Out of about 1 million inhabitants living in the packed sprawling zone, a minority will be qualified for alternative accommodation in the redevelopment, which is estimated to take a significant period to complete. Others will be relocated to wastelands and salt plains on the remote edges of the city, potentially divide a long-established community. Certain individuals will be denied homes at all.
Residents permitted to continue living in Dharavi will be allocated apartments in multi-story structures, a major break from the natural, shared lifestyle of living and working that has maintained this area for so long.
Commercial activities from clothing production to pottery and recycling are projected to reduce in scale and be relocated to a designated "commercial zone" far from residential areas.
For residents like the leather artisan, a workshop owner and third generation resident to reside in this community, the project presents a survival challenge. His rickety, multi-level facility creates garments – sharp blazers, luxury coats, studded bomber jackets – marketed in luxury boutiques in the city's affluent areas and abroad.
His family lives in the spaces underneath and employees and sewers – workers from different regions – also sleep there, permitting him to sustain operations. Outside this community, Mumbai rents are frequently significantly as high for basic accommodation.
Within the official facilities close by, a conceptual model of the Dharavi project depicts an alternative vision for the future. Well-groomed residents gather on bicycles and electric vehicles, purchasing western-style baguettes and croissants and enlisting beverages on a terrace adjacent to Dharavi Cafe and Ice-Cream. This depicts a world away from the inexpensive idli sambar first meal and 5-rupee chai that sustains the neighborhood.

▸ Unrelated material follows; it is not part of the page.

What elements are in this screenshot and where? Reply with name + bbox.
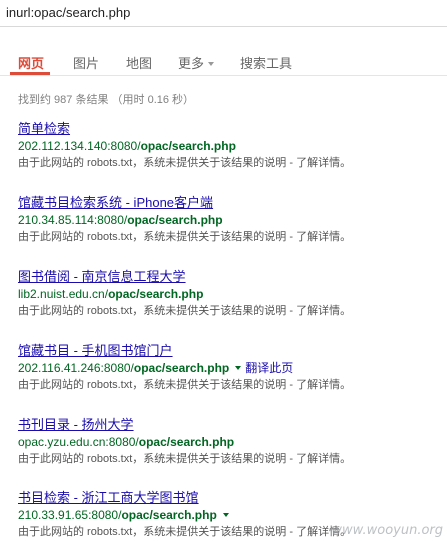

"This isn't improvement for us," says Shaikh. "This constitutes a massive real estate deal that will render it impossible for residents to remain."
Furthermore, there's concern of the corporate group. Run by an influential industrialist – one of India's most powerful and an associate of the national leader – the business group has been subject to claims of favoritism and questionable practices, which it rejects.
Even as local authorities labels it a partnership, the business group contributed $950m for its 80% stake. A lawsuit claiming that the project was improperly granted to the developer is pending in the top court.
After they started to publicly resist the project, local opponents assert they have been subjected to ongoing efforts of coercion and warning – comprising communications, explicit warnings and implications that speaking against the initiative was tantamount to anti-national sentiment – by people they allege are associated with the developer.
Included in these alleged to have making intimidations is {a retired police officer|a former law enforcement official|an ex-c
A tech enthusiast and hardware reviewer specializing in storage solutions and system performance optimization.